Mereka mengunci diri di dalam apa yang mereka sebut sebagai bentuk pengetahuan
yang sangat rahasia, sebuah gnosis, yang sebagiannya mereka landaskan pada
rantai kepemujaan dan klenik yang berasal dari Afrika Utara khususnya Mesir dan,
sebagiannya, Kabbalah Yahudi yang klasik itu….
Kaum humanis Italia membuang bagian dari
gagasan Kabbalah nyaris tanpa dikenali. Mereka merekonstruksi
konsep gnosis, dan memindahkannya ke latar duniawi yang sepenuhnya ini.
Gnosis khusus yang mereka cari adalah suatu pengetahuan rahasia tentang
bagaimana menguasai kekuatan alam yang buta untuk tujuan sosio-politis. 39
Pendeknya, masyarakat humanis yang terbentuk pada masa itu ingin menggantikan
budaya Katolik Eropa dengan sebuah budaya baru yang berakar pada Kabbalah.
Mereka bermaksud menciptakan perubahan sosiopolitis untuk mewujudkannya. Menarik
bahwa di samping Kabbalah, pada sumber budaya baru ini terdapat doktrin-doktrin
Mesir Kuno. Prof. Martin menulis:
Para calon anggota persekutuan
humanis awal ini adalah pengikut Kuasa Agung Arsitek Kosmos yang Agung yang
mereka representasikan dalam bentuk Tetragrammaton Sakral, YHWH…. (kaum humanis)
meminjam lambang-lambang lain Piramid dan Mata Yang Melihat Segalanya terutama
dari sumber-sumber Mesir. 40
Menarik sekali bahwa kaum humanis menggunakan konsep “Arsitek Agung Alam
Semesta”, sebuah istilah yang masih digunakan oleh kaum Mason saat ini. Ini
menunjukkan bahwa pastilah terdapat hubungan antara kaum humanis dan Mason.
Prof. Martin menulis:
Sementara, di daerah utara lainnya, berlangsung sebuah persatuan yang jauh
lebih penting dengan para humanis. Sebuah persatuan yang tak diduga siapa pun.

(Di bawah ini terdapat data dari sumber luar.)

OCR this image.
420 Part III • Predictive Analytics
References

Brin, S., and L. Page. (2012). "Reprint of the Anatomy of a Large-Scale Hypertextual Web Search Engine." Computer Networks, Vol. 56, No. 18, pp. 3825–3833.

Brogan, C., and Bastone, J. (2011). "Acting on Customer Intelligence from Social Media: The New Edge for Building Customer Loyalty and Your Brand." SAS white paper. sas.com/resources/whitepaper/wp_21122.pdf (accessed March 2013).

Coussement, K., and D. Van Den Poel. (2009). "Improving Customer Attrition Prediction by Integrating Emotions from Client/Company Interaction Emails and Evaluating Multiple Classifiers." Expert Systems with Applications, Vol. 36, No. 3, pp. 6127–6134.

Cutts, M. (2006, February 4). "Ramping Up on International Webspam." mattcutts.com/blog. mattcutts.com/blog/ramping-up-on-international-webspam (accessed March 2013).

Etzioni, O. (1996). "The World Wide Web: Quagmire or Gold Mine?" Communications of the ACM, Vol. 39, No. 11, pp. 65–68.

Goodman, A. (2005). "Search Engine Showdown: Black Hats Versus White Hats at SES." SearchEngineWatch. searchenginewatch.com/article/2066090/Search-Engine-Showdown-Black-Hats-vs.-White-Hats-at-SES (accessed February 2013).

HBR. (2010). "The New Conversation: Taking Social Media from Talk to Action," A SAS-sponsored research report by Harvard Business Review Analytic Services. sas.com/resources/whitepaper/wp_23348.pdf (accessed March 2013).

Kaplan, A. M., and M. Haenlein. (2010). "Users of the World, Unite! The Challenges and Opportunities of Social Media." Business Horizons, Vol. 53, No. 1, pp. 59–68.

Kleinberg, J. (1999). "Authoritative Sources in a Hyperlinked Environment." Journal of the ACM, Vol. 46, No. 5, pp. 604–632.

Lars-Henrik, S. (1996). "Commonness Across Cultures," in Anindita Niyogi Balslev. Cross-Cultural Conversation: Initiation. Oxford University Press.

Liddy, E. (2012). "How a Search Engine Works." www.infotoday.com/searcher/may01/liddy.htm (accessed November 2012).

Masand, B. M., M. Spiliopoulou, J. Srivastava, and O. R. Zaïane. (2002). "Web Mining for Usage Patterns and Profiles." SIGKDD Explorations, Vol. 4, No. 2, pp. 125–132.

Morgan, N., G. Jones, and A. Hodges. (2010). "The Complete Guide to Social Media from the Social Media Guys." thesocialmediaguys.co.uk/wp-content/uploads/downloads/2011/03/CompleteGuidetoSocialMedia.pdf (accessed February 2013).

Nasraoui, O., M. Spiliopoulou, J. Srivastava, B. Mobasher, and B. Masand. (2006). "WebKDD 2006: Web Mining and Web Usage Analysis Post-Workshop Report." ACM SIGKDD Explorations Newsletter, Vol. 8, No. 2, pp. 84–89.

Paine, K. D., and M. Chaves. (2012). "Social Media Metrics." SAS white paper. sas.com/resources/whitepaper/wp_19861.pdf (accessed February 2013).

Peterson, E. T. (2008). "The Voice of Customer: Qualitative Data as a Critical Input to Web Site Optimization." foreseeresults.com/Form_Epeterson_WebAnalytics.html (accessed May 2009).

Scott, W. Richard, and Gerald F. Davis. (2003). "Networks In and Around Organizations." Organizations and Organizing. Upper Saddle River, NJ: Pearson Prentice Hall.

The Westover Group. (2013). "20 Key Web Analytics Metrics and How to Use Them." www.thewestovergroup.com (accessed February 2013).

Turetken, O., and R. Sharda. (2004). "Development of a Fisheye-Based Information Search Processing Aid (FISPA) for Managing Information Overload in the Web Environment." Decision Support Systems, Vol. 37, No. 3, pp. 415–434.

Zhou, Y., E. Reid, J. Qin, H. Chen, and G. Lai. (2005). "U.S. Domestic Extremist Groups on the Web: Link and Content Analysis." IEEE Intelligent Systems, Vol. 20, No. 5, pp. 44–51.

Di tahun 1300-an, selama masa persekutuan pengikut kaballah dan humanis mulai
menemukan bentuk-nya, telah ada terlebih dahulu terutama di Inggris, Skotlandia,
dan Prancis berbagai gilda manusia abad pertengahan….
Tidak seorang pun yang hidup di tahun 1300-an dapat memperkirakan
penggabungan pemikiran antara gilda-gilda freemasonry dan kaum humanis
Italia….
Freemasonry baru bergeser dari semua kesetiaan kepada agama Kristen gerejawi
Romawi. Dan sekali lagi, sebagaimana pada para humanis klenik Italia,
kerahasiaan yang dijamin oleh tradisi Loge sangat penting dalam keadaan
tersebut. Namun selain kerahasiaan, kedua kelompok memiliki kesamaan yang lebih
banyak lagi. Dari berbagai tulisan dan catatan Masonry yang spekulatif, jelaslah
bahwa ajaran keagamaan pusat menjadi kepercayaan kepada Arsitek Agung Alam
Semesta suatu sosok yang sekarang akrab dari pengaruh para humanis Italia….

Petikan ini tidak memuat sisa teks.